In July 2015, the US secured Ankara's agreement to use the Nato airbase at Incirlik for this purpose, although Erdogan had been angered over Washington's support for the Syrian Kurdish People's Protection Units during the battle against Islamic State for the Syrian border town of Kobane in early 2015.
Erdogan insists Syrian Kurds will join forces against Ankara with Turkey’s dissident Kurds. He equates the People’s Protection Units and the separatist Turkish Kurdish Workers’ Party with Islamic State and regards all three “terrorist” organisations.
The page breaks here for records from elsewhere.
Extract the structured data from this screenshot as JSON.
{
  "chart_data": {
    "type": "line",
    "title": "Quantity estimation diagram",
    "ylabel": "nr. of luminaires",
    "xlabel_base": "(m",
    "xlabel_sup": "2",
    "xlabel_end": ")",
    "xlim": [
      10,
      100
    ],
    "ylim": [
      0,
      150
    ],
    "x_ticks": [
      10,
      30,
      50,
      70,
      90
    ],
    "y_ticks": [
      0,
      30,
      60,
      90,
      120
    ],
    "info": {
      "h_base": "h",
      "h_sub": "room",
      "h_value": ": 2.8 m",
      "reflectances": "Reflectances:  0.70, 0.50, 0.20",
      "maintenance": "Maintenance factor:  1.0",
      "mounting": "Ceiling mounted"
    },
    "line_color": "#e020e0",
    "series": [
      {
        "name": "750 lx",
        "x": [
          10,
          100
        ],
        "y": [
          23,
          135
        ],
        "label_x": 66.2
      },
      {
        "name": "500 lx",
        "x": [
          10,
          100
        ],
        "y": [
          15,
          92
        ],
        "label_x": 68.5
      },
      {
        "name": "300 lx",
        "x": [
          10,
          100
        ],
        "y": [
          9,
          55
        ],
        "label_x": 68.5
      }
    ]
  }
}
Although Turkey had been engaged in peace talks with the Kurdish Workers’ Party, since March 2013, Erdogan took a second damaging decision during 2014 to resume bombing its mountain redoubts in Iraq while claiming to be fighting Islamic State.
Cancelled ceasefire
In July 2015, the Kurds cancelled the ceasefire and staged attacks against Turkish troops and police in the Kurdish majority southeast.
Erdogan responded by mounting a major offensive against the Kurds. While his military objective was to crush the movement, a goal Turkey has failed to do for 30 years, his political aim was to stir Turkish nationalism to win support for his Justice and Development Party, which had failed to secure a majority of seats in the assembly in the June 2015 poll. The result was a hung parliament.
He called a snap election for November in the expectation that resuming military action against the Kurds would prompt Turks to vote for his party instead of the pro-Kurdish Peoples’ Democratic Party which in June had won seats formerly held by his party. He was determined this would not happen again. His majority was restored.
Some analysts have suggested Erdogan’s decisions to back insurgents in Syria and resume the conflict with the Kurds may have prompted senior military officers who did not want to become embroiled in open-ended wars to carry out the failed July 15th coup.